It’s the Transparency, Stupid!

A boss came to a worker:
Would you come to work on weekend to rescue project?
And what would be the reward? – asked poor little worker.
And there was no answer.

Actually the unspoken answer was “I don’t really know” or “I don’t want to say” or “Don’t mess with me, babe.” Either way it was wrong.

The worker’s question isn’t a very nice one – personally I prefer working with people who don’t ask for reward before job is done. On the other hand it isn’t unexpected either. As far as you’ve done some extra job and haven’t been rewarded in any way or your so called reward could be interpreted only as an insult you learn to ask before, not after. Every manager should be prepared to hear the question.

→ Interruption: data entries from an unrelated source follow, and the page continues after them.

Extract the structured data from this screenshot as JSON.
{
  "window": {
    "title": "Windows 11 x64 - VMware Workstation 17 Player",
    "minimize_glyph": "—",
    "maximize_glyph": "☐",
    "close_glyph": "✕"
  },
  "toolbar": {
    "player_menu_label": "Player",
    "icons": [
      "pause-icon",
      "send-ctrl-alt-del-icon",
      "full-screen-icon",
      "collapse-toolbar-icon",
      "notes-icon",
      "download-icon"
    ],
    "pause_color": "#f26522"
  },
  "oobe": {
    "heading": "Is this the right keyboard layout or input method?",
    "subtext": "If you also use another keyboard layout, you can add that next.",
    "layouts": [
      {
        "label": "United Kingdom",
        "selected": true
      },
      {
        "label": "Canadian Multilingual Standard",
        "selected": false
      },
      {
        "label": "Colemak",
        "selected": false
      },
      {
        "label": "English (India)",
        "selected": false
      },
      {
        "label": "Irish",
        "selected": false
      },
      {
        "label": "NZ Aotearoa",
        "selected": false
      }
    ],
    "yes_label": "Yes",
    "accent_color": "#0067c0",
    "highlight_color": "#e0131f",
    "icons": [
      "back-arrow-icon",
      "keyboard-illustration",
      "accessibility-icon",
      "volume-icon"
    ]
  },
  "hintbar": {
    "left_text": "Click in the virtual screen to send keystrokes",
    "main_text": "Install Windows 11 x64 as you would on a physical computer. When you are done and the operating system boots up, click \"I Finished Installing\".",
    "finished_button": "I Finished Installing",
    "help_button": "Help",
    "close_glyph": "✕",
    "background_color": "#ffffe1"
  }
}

Being prepared here means having an answer and having the one which actually says something specific. Let it be “You’ll get this and that amount of bonus money” or “You’ll have higher engagement rating during next performance review” or “I can do completely nothing for you because I’m a crappy manager but I still ask you to come.” It’s still better than nothing.

A reason why these are better than those above is simple. They are transparent. You show how things look like. You don’t hide your magic algorithm which is a number of overtime hours multiplied by standard rate multiplied by secret factor of 1,25. This by the way becomes perfectly clear for everyone once they do the basic math. Basically if you as a manager hide something it’s either wrong or it shouldn’t be a concern of a team. Actually the former most of the time. Even when you don’t hide you suck being a manager while you’re trying to be transparent it’s better than trying to play kick-ass boss. Everyone would know you suck anyway but you’d avoid a label of hypocrite at least.

If something is interesting for the team or a person in the team – say it. An algorithm you use to tell how much bonus money people are going to get? Say it. Rules you use to decide on a promotion? Well, say it. New facts about this huge project you’re trying to get? Guess what. Say it. Unexpected issues with company cash flow which will bring some inconveniences for the team? How about saying it? Be transparent. People will appreciate this even if they won’t say that out loud.

Being transparent cuts off gossips, increase team’s trust to their manager and helps to spread information among the team. It is good. Do the opposite and you won’t keep your alleged secrets and you won’t control information (and gossip) flow in any way either. Not to mention you’ll be considered as a poor manager by your team. And well, they’ll probably be right this time.

in: communication, team management

3 comments… add one

  • Tenrox Project Planning Team August 20, 2009, 1:48 pm

    I really liked the quotes that the author has mentioned in the begining of the blog. These are short but they convey are vast message for us.

  • Anonymous August 26, 2009, 1:58 pm

    Pawel, jak zwykle – nice post :)

    > The worker’s question isn’t a very nice one

    ^^ I don't entirely agree with the above comment though. The first thought on every worker's mind is WIIFM (what's in it for me). (S)he could have phrased it better but "what's in it for me" is a valid query. As one of the guys in the trenches I'll tell you plainly that nothing demolishes morale quicker and more totally than a PM telling his/her underlings to go on another bataan death march with no tangible reward to show for it. On the other hand, you are 100% correct about being transparent. I'd rather have my PM tell me that there's nothing in it for me except the glory and satisfaction of knowing that I accomplished something difficult, rather than feeding me some BS about supporting the team, company, etc. But that's where real charisma and leadership traits come into play…
    Mark D.

  • Pawel Brodzinski August 27, 2009, 12:45 am


    Actually I look at the question about a reward before doing anything to get it from two perspectives.

    As an employee I like to know when my additional effort will bring additional bonuses for me. From this perspective the question is well-grounded.

    However being a manager I love to work with teams where I can call "who's with me?" and majority will follow not asking whether they're going to get a bunch of bucks for that.

    Of course it is possible only if I'm able to get some rewards afterwards, which I always strive for. Then I can expect people will respond my another call whenever it's going to happen. From the manager point of view this approach has one more advantage. After the job is finished I know who gave more and who just came to show up. Then rewards can be more fair.

    If a manager fails to do his job with rewards question "what's in it for me" becomes instantly valid whenever boss asks you for something more.

    The other thing is every manager should always be prepared for the question. If someone doesn't trust their manager enough to believe reward will be fair asking a question is no-brainer. This actually means most manager will be asked about rewards pretty regularly.

    By the my wife pointed the very same sentence as the one she doesn't agree with.